Sri Lanka beat the tourists from the Caribbean by an innings and six runs after veteran left-arm spinner Herath took 10 wickets in the match on the country's south coast. The West Indies, who have never won a Test match in Sri Lanka and went on to lose the two-match series 2-0, were rank outsiders for the showdown in Galle where the home team have a particularly strong record. Jayasekera also suggested that Perera's recent failure in a doping test during the ongoing tour of New Zealand may have been linked to his raising the alarm over the match-fixing attempt.

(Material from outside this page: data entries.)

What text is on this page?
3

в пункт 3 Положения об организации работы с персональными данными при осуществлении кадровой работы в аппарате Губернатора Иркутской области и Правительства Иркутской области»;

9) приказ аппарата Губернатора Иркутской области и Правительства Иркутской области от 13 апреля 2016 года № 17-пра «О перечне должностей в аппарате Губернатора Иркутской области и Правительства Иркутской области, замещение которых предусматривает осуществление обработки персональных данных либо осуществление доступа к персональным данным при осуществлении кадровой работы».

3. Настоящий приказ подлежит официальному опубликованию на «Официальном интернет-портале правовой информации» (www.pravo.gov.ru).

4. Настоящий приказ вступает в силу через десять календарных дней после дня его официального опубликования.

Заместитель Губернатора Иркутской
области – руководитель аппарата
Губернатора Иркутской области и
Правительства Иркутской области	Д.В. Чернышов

"It is possible that something was slipped into his food or his urine sample was tampered with to get this result," Jayasekera said of Perera, who was sent back to Sri Lanka after failing the doping test. "We are doing our best to defend him," the minister added. Ashley de Silva, the chief executive of Sri Lanka Cricket, said the board could not discuss the case in line with International Cricket Council (ICC) anti-corruption regulations. "Because of the anti-corruption regulations, we cannot say anything," de Silva told AFP. However a source on the board confirmed that the organisation was conducting its own investigation into the claims.
"The two players brought this to our notice," said the source, speaking on condition of anonymity. Although betting is illegal in most of the cricket-mad Indian subcontinent, there is no shortage of backstreet bookmakers -- many of whom have links to the underworld.
Ronnie Flanagan, who heads the ICC's anti-corrruption unit, recently acknowledged match fixing would never be eradicated even though a string of international stars have been exposed as in the pay of bookmakers.
Although no big-name Sri Lankan player has ever been convicted of corruption, several former stars have made allegations of either match fixing or spot-fixing, when players deliberately bowl or field badly to give away a set number of runs.
Former skipper Hashan Tillakaratne dropped a bombshell in May 2011 when he claimed he had been an eye-witness to match-fixing by fellow players since 1992. Tillakaratne never disclosed any names. Two Sri Lankan umpires were banned in 2013 after an Indian television station claimed they were willing to make favourable decisions during matches for cash.